Bethesda, jako znany producent wysokobudżetowych gier RPG, ma już linię tytułów, którą zachęca posiadaczy zestawów wirtualnej rzeczywistości do spędzenia większej ilości czasu w goglach VR. Na razie jedynym jej przedstawicielem jest Skyrim VR, ale wkrótce dołączą do niego Doom FVR oraz Fallout 4 VR. W związku z premierą tej ostatniej produkcji, Bethesda i HTC łączą siły, aby ułatwić nabycie gry i zabawę nią tym, którzy dotąd nie mieli w domu zestawu wirtualnej rzeczywistości.

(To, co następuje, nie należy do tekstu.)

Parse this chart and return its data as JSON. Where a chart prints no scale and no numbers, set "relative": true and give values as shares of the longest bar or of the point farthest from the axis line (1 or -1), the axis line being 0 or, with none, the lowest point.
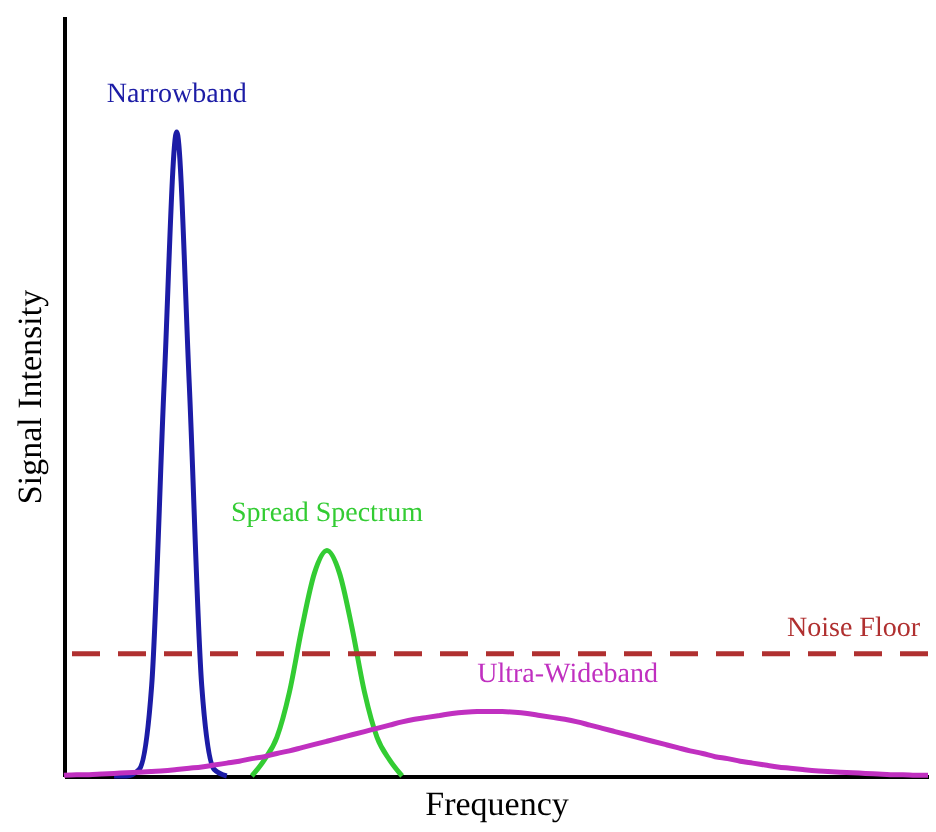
{
  "chart_data": {
    "type": "line",
    "relative": true,
    "xlabel": "Frequency",
    "ylabel": "Signal Intensity",
    "grid": false,
    "marker": "none",
    "line_style": "solid",
    "categories": [
      null,
      null,
      null,
      null,
      null,
      null,
      null,
      null,
      null,
      null,
      null,
      null,
      null,
      null,
      null,
      null,
      null,
      null,
      null,
      null,
      null,
      null,
      null,
      null,
      null,
      null,
      null,
      null,
      null,
      null,
      null,
      null,
      null,
      null,
      null,
      null,
      null,
      null,
      null,
      null,
      null,
      null,
      null,
      null,
      null,
      null,
      null,
      null,
      null,
      null,
      null,
      null,
      null,
      null,
      null,
      null,
      null,
      null,
      null,
      null,
      null,
      null,
      null,
      null,
      null,
      null,
      null,
      null,
      null,
      null
    ],
    "series": [
      {
        "name": "Narrowband",
        "color": "#1c1ca6",
        "values": [
          null,
          null,
          null,
          null,
          0,
          0,
          0.01,
          0.14,
          0.61,
          1,
          0.61,
          0.14,
          0.01,
          0,
          null,
          null,
          null,
          null,
          null,
          null,
          null,
          null,
          null,
          null,
          null,
          null,
          null,
          null,
          null,
          null,
          null,
          null,
          null,
          null,
          null,
          null,
          null,
          null,
          null,
          null,
          null,
          null,
          null,
          null,
          null,
          null,
          null,
          null,
          null,
          null,
          null,
          null,
          null,
          null,
          null,
          null,
          null,
          null,
          null,
          null,
          null,
          null,
          null,
          null,
          null,
          null,
          null,
          null,
          null,
          null
        ]
      },
      {
        "name": "Spread Spectrum",
        "color": "#33cc33",
        "values": [
          null,
          null,
          null,
          null,
          null,
          null,
          null,
          null,
          null,
          null,
          null,
          null,
          null,
          null,
          null,
          0,
          0.025,
          0.06,
          0.13,
          0.23,
          0.315,
          0.35,
          0.315,
          0.23,
          0.13,
          0.06,
          0.025,
          0,
          null,
          null,
          null,
          null,
          null,
          null,
          null,
          null,
          null,
          null,
          null,
          null,
          null,
          null,
          null,
          null,
          null,
          null,
          null,
          null,
          null,
          null,
          null,
          null,
          null,
          null,
          null,
          null,
          null,
          null,
          null,
          null,
          null,
          null,
          null,
          null,
          null,
          null,
          null,
          null,
          null,
          null
        ]
      },
      {
        "name": "Ultra-Wideband",
        "color": "#c030c0",
        "values": [
          0.001,
          0.002,
          0.002,
          0.003,
          0.004,
          0.005,
          0.006,
          0.007,
          0.008,
          0.01,
          0.012,
          0.014,
          0.017,
          0.02,
          0.023,
          0.027,
          0.03,
          0.035,
          0.039,
          0.044,
          0.049,
          0.054,
          0.059,
          0.064,
          0.069,
          0.074,
          0.079,
          0.084,
          0.088,
          0.091,
          0.094,
          0.097,
          0.099,
          0.1,
          0.1,
          0.1,
          0.099,
          0.097,
          0.094,
          0.091,
          0.088,
          0.084,
          0.079,
          0.074,
          0.069,
          0.064,
          0.059,
          0.054,
          0.049,
          0.044,
          0.039,
          0.035,
          0.03,
          0.027,
          0.023,
          0.02,
          0.017,
          0.014,
          0.012,
          0.01,
          0.008,
          0.007,
          0.006,
          0.005,
          0.004,
          0.003,
          0.002,
          0.002,
          0.001,
          0.001
        ]
      }
    ],
    "ref_lines": [
      {
        "axis": "y",
        "value": 0.19,
        "label": "Noise Floor",
        "color": "#b03030",
        "line_style": "dashed"
      }
    ]
  }
}
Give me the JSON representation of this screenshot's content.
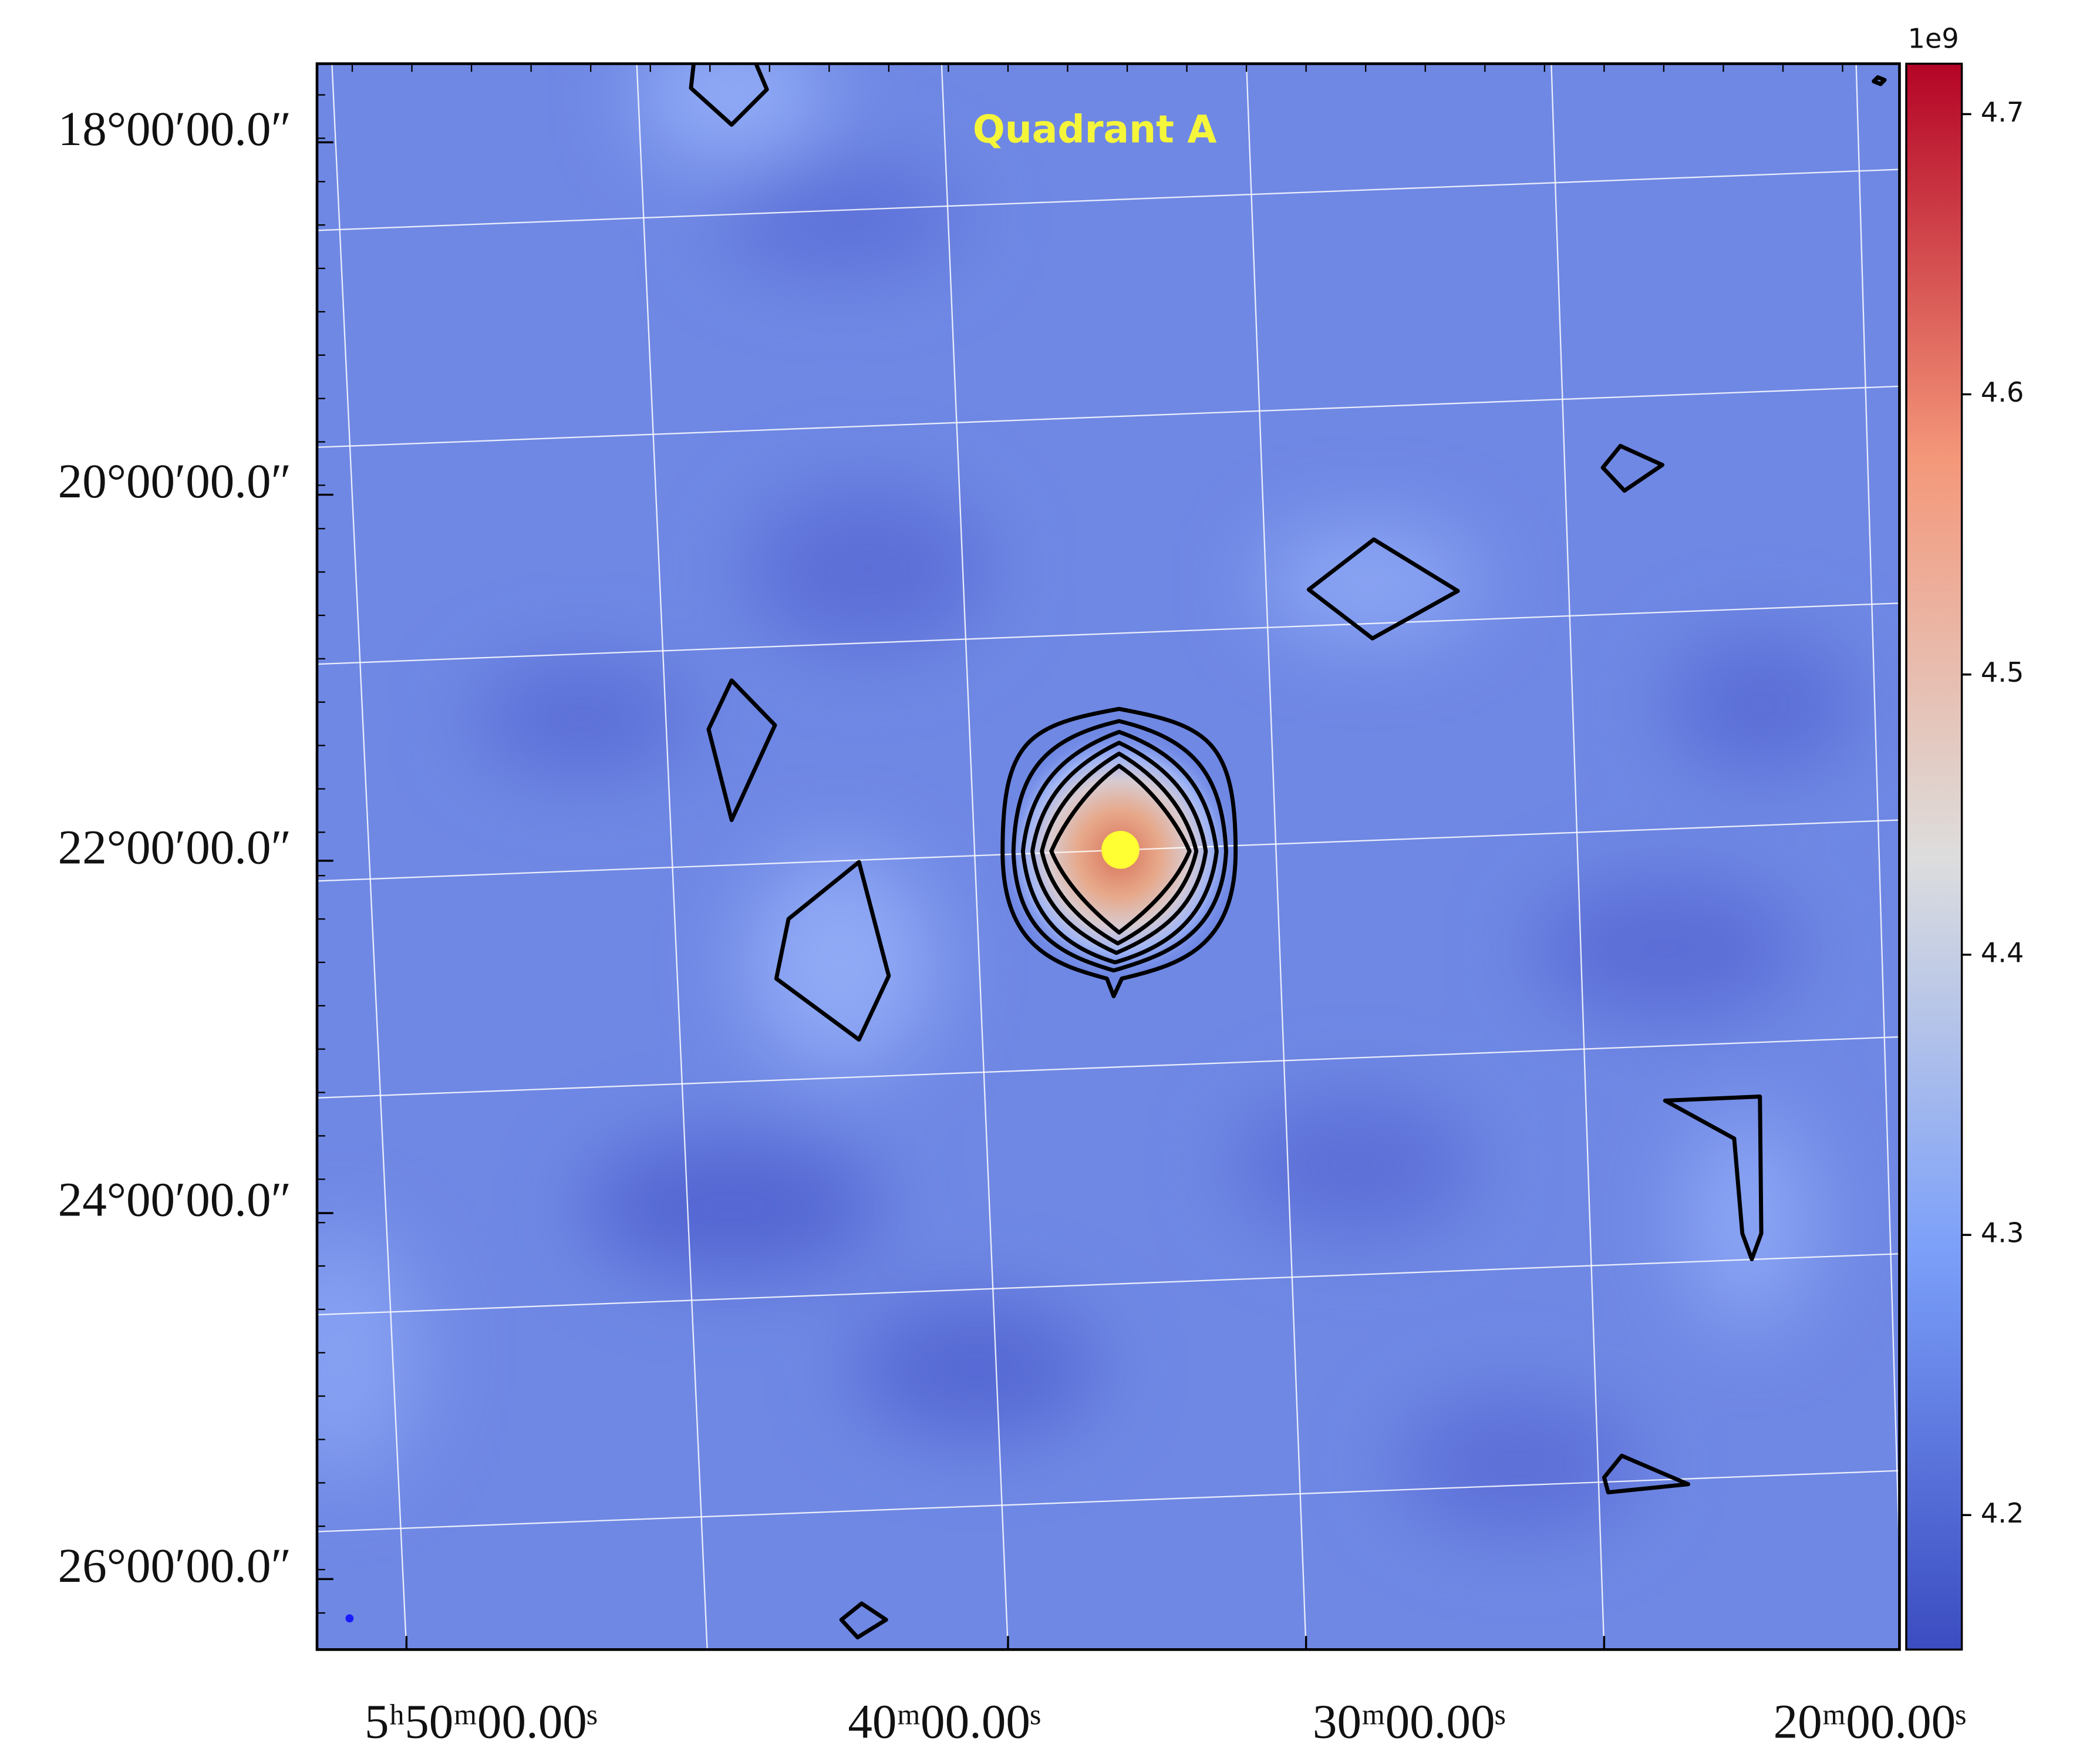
{
  "chart_data": {
    "type": "image",
    "title": "Quadrant A",
    "x_tick_labels": [
      "5ʰ50ᵐ00.00ˢ",
      "40ᵐ00.00ˢ",
      "30ᵐ00.00ˢ",
      "20ᵐ00.00ˢ"
    ],
    "y_tick_labels": [
      "18°00′00.0″",
      "20°00′00.0″",
      "22°00′00.0″",
      "24°00′00.0″",
      "26°00′00.0″"
    ],
    "grid": true,
    "colorbar": {
      "offset_label": "1e9",
      "colormap": "coolwarm",
      "ylim": [
        4.152,
        4.718
      ],
      "yticks": [
        4.2,
        4.3,
        4.4,
        4.5,
        4.6,
        4.7
      ]
    }
  }
}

Odtąd każdy kto kupi zestaw HTC Vive za 599 dolarów, dostanie gratis kod do pobrania Fallout 4 VR, który będzie można zrealizować po premierze gry. Cena zestawu się więc nie zmienia – zmienia się wartość dodana. Niestety, jeśli ktoś kupił HTC Vive w zeszłym tygodniu, a będzie chciał zagrać w Fallout 4 VR, będzie musiał samodzielnie zaopatrzyć się w produkcję za 59,99 dolarów.
https://youtu.be/jspdtha3t1k
Seria Fallout świętowała w zeszłym tygodniu 20-lecie powstania pierwszej gry z franczyzy. Chętni będą mogli niebawem wypróbować tułaczkę po postnuklearnych pustkowiach w wirtualnej rzeczywistości. Pytanie – czy warto? Przecież „wojna nigdy się nie zmienia..”.